Menurut IDF, Korps Medis telah menangani sekitar 6.000 tentara yang terluka, 700 di antaranya sebagai bagian korban dari invasi Lebanon.
Selama Perang Lebanon Kedua tahun 2006, pasukan ini menangani 833 orang yang terluka, dan selama konflik Gaza tahun 2014, menangani 709 orang yang terluka.
Selanjutnya, IDF menyatakan kalau seorang perwira medis senior, secara rata-rata, bisa menjangkau prajurit yang terluka selama perang saat ini dalam waktu antara 0-4 menit, sedangkan pada tahun 2006, lama waktu penundaannya adalah antara 10-25 menit.
Waktu rata-rata perjalanan dari lapangan ke rumah sakit dengan helikopter adalah 66 menit dari Gaza dan 84 menit dari Lebanon.

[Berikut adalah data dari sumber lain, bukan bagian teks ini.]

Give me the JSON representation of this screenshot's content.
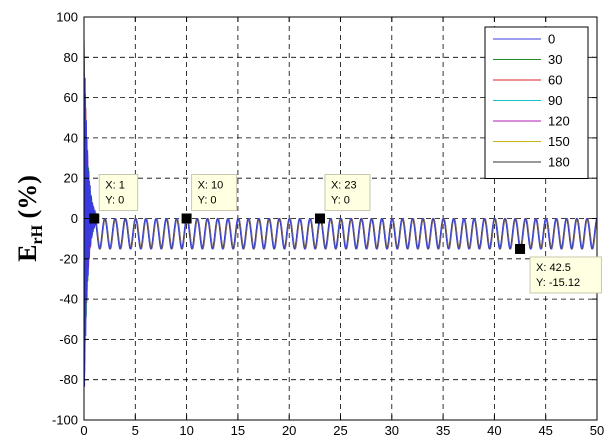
{
  "chart_data": {
    "type": "line",
    "title": "",
    "xlabel": "",
    "ylabel": {
      "main": "E",
      "sub": "rH",
      "unit": "(%)"
    },
    "xlim": [
      0,
      50
    ],
    "ylim": [
      -100,
      100
    ],
    "xticks": [
      0,
      5,
      10,
      15,
      20,
      25,
      30,
      35,
      40,
      45,
      50
    ],
    "yticks": [
      -100,
      -80,
      -60,
      -40,
      -20,
      0,
      20,
      40,
      60,
      80,
      100
    ],
    "grid": true,
    "legend_position": "top-right",
    "series": [
      {
        "name": "0",
        "color": "#3a3ae0"
      },
      {
        "name": "30",
        "color": "#1f8a2a"
      },
      {
        "name": "60",
        "color": "#e0202a"
      },
      {
        "name": "90",
        "color": "#17c2c2"
      },
      {
        "name": "120",
        "color": "#b51bb5"
      },
      {
        "name": "150",
        "color": "#c9b51a"
      },
      {
        "name": "180",
        "color": "#333333"
      }
    ],
    "oscillation": {
      "period": 1.0,
      "upper": 0,
      "lower": -15.12
    },
    "data_tips": [
      {
        "x": 1,
        "y": 0,
        "x_text": "X: 1",
        "y_text": "Y: 0",
        "placement": "above-right"
      },
      {
        "x": 10,
        "y": 0,
        "x_text": "X: 10",
        "y_text": "Y: 0",
        "placement": "above-right"
      },
      {
        "x": 23,
        "y": 0,
        "x_text": "X: 23",
        "y_text": "Y: 0",
        "placement": "above-right"
      },
      {
        "x": 42.5,
        "y": -15.12,
        "x_text": "X: 42.5",
        "y_text": "Y: -15.12",
        "placement": "below-right"
      }
    ]
  }
}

Dengan ambulans/kendaraan darat, waktu rata-rata adalah 91 menit dari Gaza dan 111 menit dari Lebanon.
"IDF mengatakan mereka bangga kalau 85 persen prajuritnya yang berpotensi mengalami cedera fisik dan emosional akibat pengalaman perang dapat kembali ke medan perang."
"Selain itu, IDF bangga dengan lebih dari 850 psikolog-terapis baru yang direkrutnya untuk menangani peningkatan masalah emosional akibat perang," kata laporan itu.
Baca juga: Ribuan Tentara IDF Digerogoti Penyakit Mental, Media Israel: Angka Bunuh Diri Meningkat
Namun, sejumlah pakar dan bukti anekdotal telah menimbulkan pertanyaan tentang apakah suasana di antara para terapis dan komandan pertempuran ini benar-benar kondusif untuk menangani masalah seperti gangguan stres pasca-trauma secara benar.
"Pertanyaan lain, apakah ada tekanan yang tidak semestinya dari pejabat penting untuk mengirim prajurit kembali ke medan pertempuran meskipun mereka hanya berada di ambang stabil?" tulis ulasan tersebut mempertanyakan klaim IDF.
Sementara, ada juga pihak yang mengkritik IDF karena menawarkan terapi terutama kepada prajurit tempur garis depan sementara mengabaikan trauma yang dialami prajurit lain yang menyaksikan atau mengalami berbagai pengalaman traumatis selama bertugas, meskipun secara teknis mereka bukan pejuang tempur.